If you give your child a multivitamin, you may be surprised to learn that this daily dose of nutrients isn’t as helpful as you expected.
“A daily multivitamin isn’t necessary for most healthy kids,” Marshfield Clinic pediatrician Dr. Jeremy Forster said. “Kids can get all the nutrients they need from a balanced diet.”
Even kids who are picky eaters may be getting more vitamins and minerals than you think because many foods are fortified with nutrients.
Vitamins recommended for dietary restrictions, health conditions
Kids may need multivitamins if they aren’t getting enough nutrients from food because of dietary restrictions or health conditions. Pediatricians also recommend supplements for some infants.
A vitamin D supplement is recommended for exclusively breastfed babies, Forster said. Breastfeeding still is advised for newborns, but vitamin D doesn’t pass through breast milk well, even if the mother takes supplements.
Most older kids don’t need daily vitamins, but some exceptions exist.

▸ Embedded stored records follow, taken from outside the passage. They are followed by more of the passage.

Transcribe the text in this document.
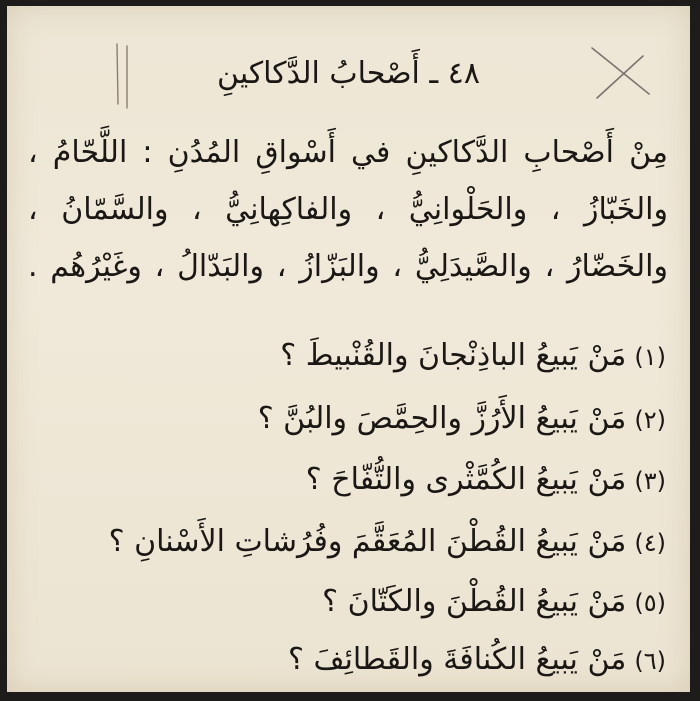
٤٨ ـ أَصْحابُ الدَّكاكينِ

مِنْ أَصْحابِ الدَّكاكينِ في أَسْواقِ المُدُنِ : اللَّحّامُ ، والخَبّازُ ، والحَلْوانِيُّ ، والفاكِهانِيُّ ، والسَّمّانُ ، والخَضّارُ ، والصَّيدَلِيُّ ، والبَزّازُ ، والبَدّالُ ، وغَيْرُهُم .

(١)مَنْ يَبيعُ الباذِنْجانَ والقُنْبيطَ ؟
(٢)مَنْ يَبيعُ الأَرُزَّ والحِمَّصَ والبُنَّ ؟
(٣)مَنْ يَبيعُ الكُمَّثْرى والتُّفّاحَ ؟
(٤)مَنْ يَبيعُ القُطْنَ المُعَقَّمَ وفُرُشاتِ الأَسْنانِ ؟
(٥)مَنْ يَبيعُ القُطْنَ والكَتّانَ ؟
(٦)مَنْ يَبيعُ الكُنافَةَ والقَطائِفَ ؟
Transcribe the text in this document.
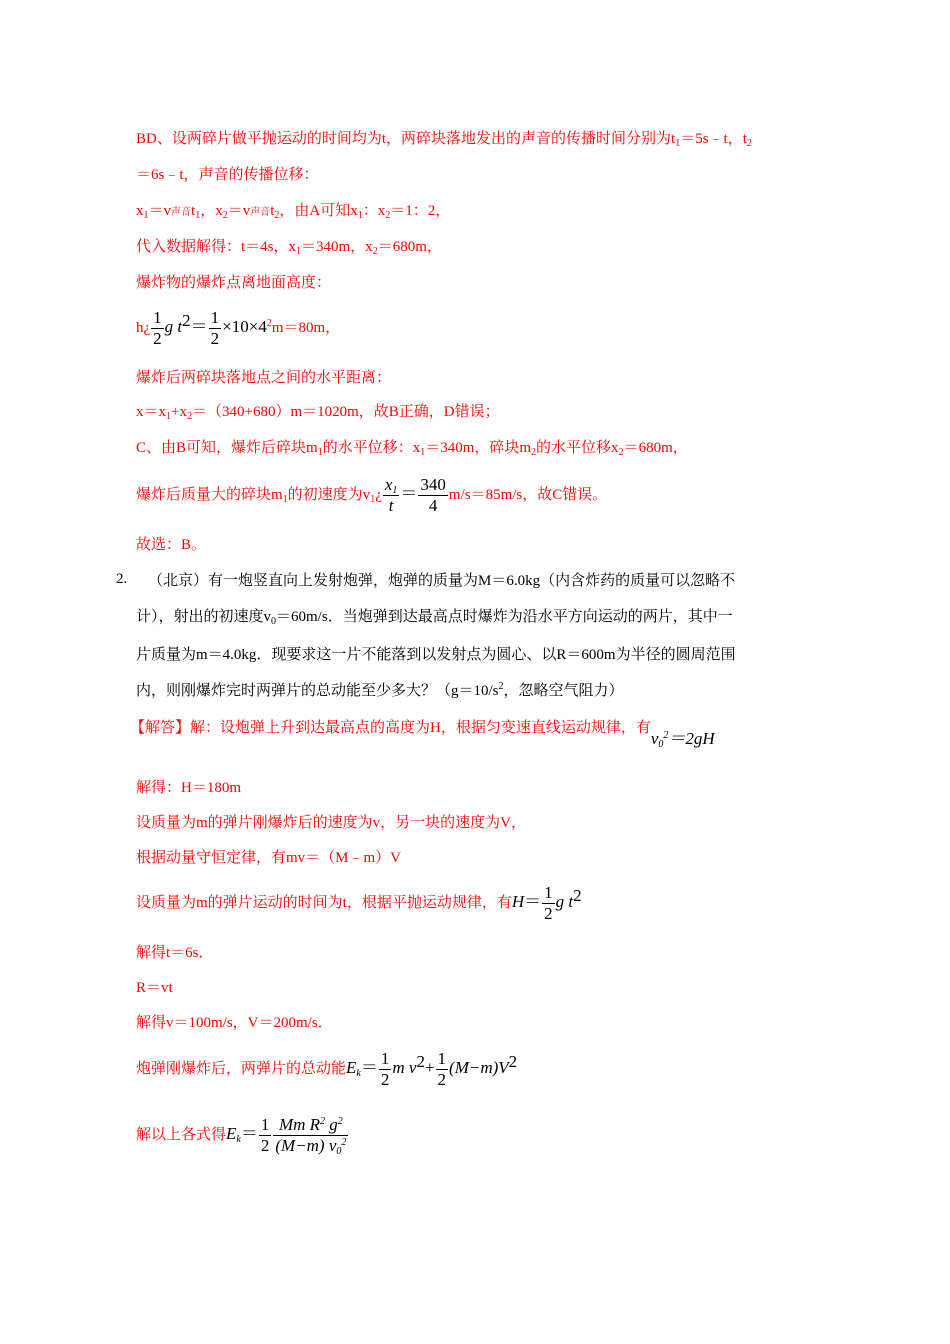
BD、设两碎片做平抛运动的时间均为t，两碎块落地发出的声音的传播时间分别为$t_1=5s﹣t$，$t_2$
＝6s﹣t，声音的传播位移：
$x_1=v$声音$t_1$，$x_2=v$声音$t_2$，由A可知$x_1$：$x_2=1$：2，
代入数据解得：t＝4s，$x_1=340m$，$x_2=680m$，
爆炸物的爆炸点离地面高度：
h¿ $\frac{1}{2}$ g $t^2= \frac{1}{2} \times 10\times 4^2m=80m$，
爆炸后两碎块落地点之间的水平距离：
$x=x_1+x_2=(340+680)m=1020m$，故B正确，D错误；
C、由B可知，爆炸后碎块$m_1$的水平位移：$x_1=340m$，碎块$m_2$的水平位移$x_2=680m$，
爆炸后质量大的碎块$m_1$的初速度为$v_1¿ \frac{x_1}{t} = \frac{340}{4} m/s=85m/s$，故C错误。
故选：B。
2. （北京）有一炮竖直向上发射炮弹，炮弹的质量为M＝6.0kg（内含炸药的质量可以忽略不
计），射出的初速度$v_0=60m/s$．当炮弹到达最高点时爆炸为沿水平方向运动的两片，其中一
片质量为m＝4.0kg．现要求这一片不能落到以发射点为圆心、以R＝600m为半径的圆周范围
内，则刚爆炸完时两弹片的总动能至少多大？（$g=10/s^2$，忽略空气阻力）
【解答】解：设炮弹上升到达最高点的高度为H，根据匀变速直线运动规律，有$v_0^2=2gH$
解得：H＝180m
设质量为m的弹片刚爆炸后的速度为v，另一块的速度为V，
根据动量守恒定律，有mv＝（M﹣m）V
设质量为m的弹片运动的时间为t，根据平抛运动规律，有$H= \frac{1}{2}$ g $t^2$
解得t＝6s．
R＝vt
解得v＝100m/s，V＝200m/s．
炮弹刚爆炸后，两弹片的总动能$E_k= \frac{1}{2}$ m $v^2+ \frac{1}{2} (M-m)V^2$
解以上各式得$E_k= \frac{1}{2} \frac{Mm R^2 g^2}{(M-m) v_0^2}$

Kids who eat vegan or vegetarian diets may not be getting enough iron and B12. Those who have food allergies also are more likely to need vitamin supplements.
Some health conditions, like inflammatory bowel syndrome and cystic fibrosis, make it difficult for the body to absorb vitamins. Your child’s doctor can recommend the best vitamins for specific health conditions.
Are multivitamins safe?
“Multivitamins usually don’t cause a problem,” Forster said. “With most vitamins, if you end up taking too much, your body can get rid of them without a lot of trouble.”
Taking more than the tolerable upper intake of the fat-soluble vitamins A, D, E and K can cause health problems, including nausea and vomiting, increased risk of hemorrhaging and blood clotting problems.
Keep vitamins out of children’s reach, and make it clear they aren’t candy.
Seek medical help if you suspect your child has taken a large amount of vitamins at once.
What to look for in a multivitamin
If your child needs a multivitamin, the one you choose should supply the nutrients he or she is lacking.
Vitamin D and iron deficiencies are the most common nutrient deficiencies seen in kids, so vitamins with adequate levels of those nutrients usually are good options.
Look for vitamins that have 100 percent of the recommended daily value for each ingredient.
Don’t choose vitamins that have extremely high doses of any nutrient, which increase the risk of toxicity, Forster said.
Your doctor or pharmacist can help you find the best vitamin for your child’s needs.